EU-Kommission will humanitäre Hilfe in Nordkorea fortsetzen

Pressebericht in: AP-Meldung, Mittwoch 11. Oktober 2006, 16:39 Uhr

Brüssel (AP) Trotz des Atomwaffentests in Nordkorea will die EU-Kommission die humanitäre Hilfe für die Bevölkerung fortsetzen. Die Nordkoreaner «sollten nicht noch stärker durch ihr terroristisches Regime in Mitleidenschaft gezogen werden», sagte EU-Außenkommissarin Benita Ferrero-Waldner am Mittwoch vor dem EU-Parlament in Brüssel. Gleichzeitig sprach sie sich für Sanktionen gegen Pjöngjang aus: «Die internationale Gemeinschaft wird handeln müssen», sagte Ferrero-Waldner.

Die Außenkommissarin brachte aber auch die Hoffnung zum Ausdruck, dass eine Rückkehr an den Verhandlungstisch möglich sei.

Möglicherweise könne der designierte Nachfolger von UN-Generalsekretär Kofi Annan, der Südkoreaner Ban Ki Moon, eine Vermittlerrolle einnehmen: «Irgendjemand wird mit dem Regime reden müssen, um es von einer sehr paranoiden und aggressiven Haltung wegzubringen», sagte Ferrero-Waldner. Ban «könnte eine der richtigen Personen dafür sein».

Vertreter der beiden größten Fraktionen im EU-Parlament äußerten Zustimmung zum Kurs der Kommissarin. «Wir dürfen nicht das Volk bestrafen für den Irrsinn dieses Diktators», sagte der Fraktionschef der Sozialdemokraten im EU-Parlament, Martin Schulz, mit Blick auf den nordkoreanischen Staatschef Kim Jong Il.
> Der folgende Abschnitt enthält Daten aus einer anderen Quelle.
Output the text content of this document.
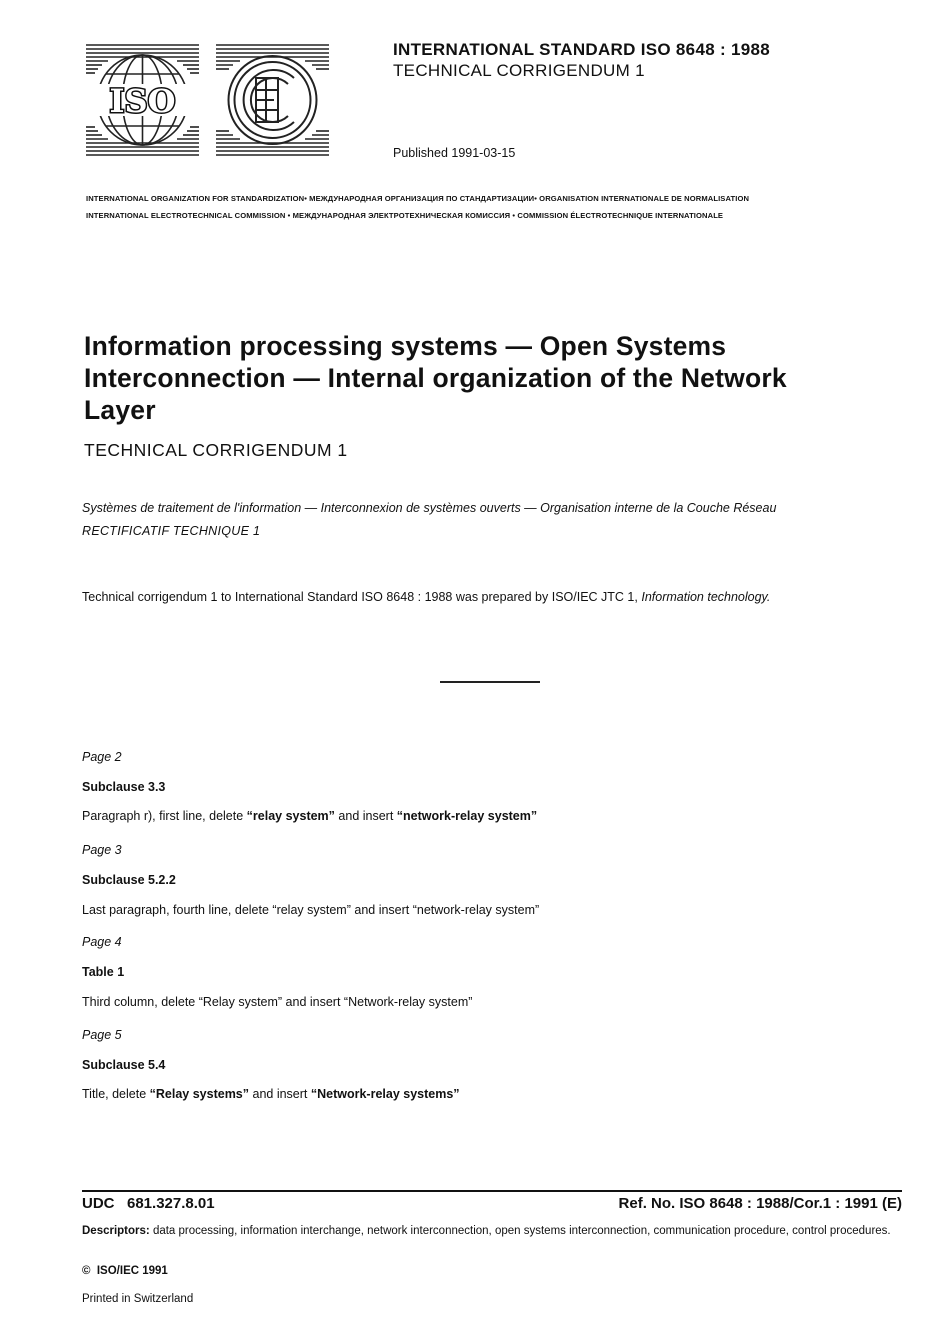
ISO
INTERNATIONAL STANDARD ISO 8648 : 1988
TECHNICAL CORRIGENDUM 1
Published 1991-03-15
INTERNATIONAL ORGANIZATION FOR STANDARDIZATION• МЕЖДУНАРОДНАЯ ОРГАНИЗАЦИЯ ПО СТАНДАРТИЗАЦИИ• ORGANISATION INTERNATIONALE DE NORMALISATION
INTERNATIONAL ELECTROTECHNICAL COMMISSION • МЕЖДУНАРОДНАЯ ЭЛЕКТРОТЕХНИЧЕСКАЯ КОМИССИЯ • COMMISSION ÉLECTROTECHNIQUE INTERNATIONALE
Information processing systems — Open Systems
Interconnection — Internal organization of the Network
Layer
TECHNICAL CORRIGENDUM 1
Systèmes de traitement de l'information — Interconnexion de systèmes ouverts — Organisation interne de la Couche Réseau
RECTIFICATIF TECHNIQUE 1
Technical corrigendum 1 to International Standard ISO 8648 : 1988 was prepared by ISO/IEC JTC 1, Information technology.
Page 2
Subclause 3.3
Paragraph r), first line, delete “relay system” and insert “network-relay system”
Page 3
Subclause 5.2.2
Last paragraph, fourth line, delete “relay system” and insert “network-relay system”
Page 4
Table 1
Third column, delete “Relay system” and insert “Network-relay system”
Page 5
Subclause 5.4
Title, delete “Relay systems” and insert “Network-relay systems”
UDC   681.327.8.01	Ref. No. ISO 8648 : 1988/Cor.1 : 1991 (E)
Descriptors: data processing, information interchange, network interconnection, open systems interconnection, communication procedure, control procedures.
©  ISO/IEC 1991
Printed in Switzerland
Der CDU-Poltiker und Vorsitzende des Ausschusses für Auswärtige Angelegenheiten, Elmar Brok, forderte Sanktionen, «die ihm (Kim) persönlich weh tun».

Dagegen erklärte der PDS-Politiker Tobias Pflüger für die Konföderale Fraktion der Vereinigten Europäischen Linken, Sanktionen würden die Fronten nur verhärten. «Die US-Administration muss hier über ihren Schatten springen und direkt mit Nordkorea verhandeln», sagte Pflüger.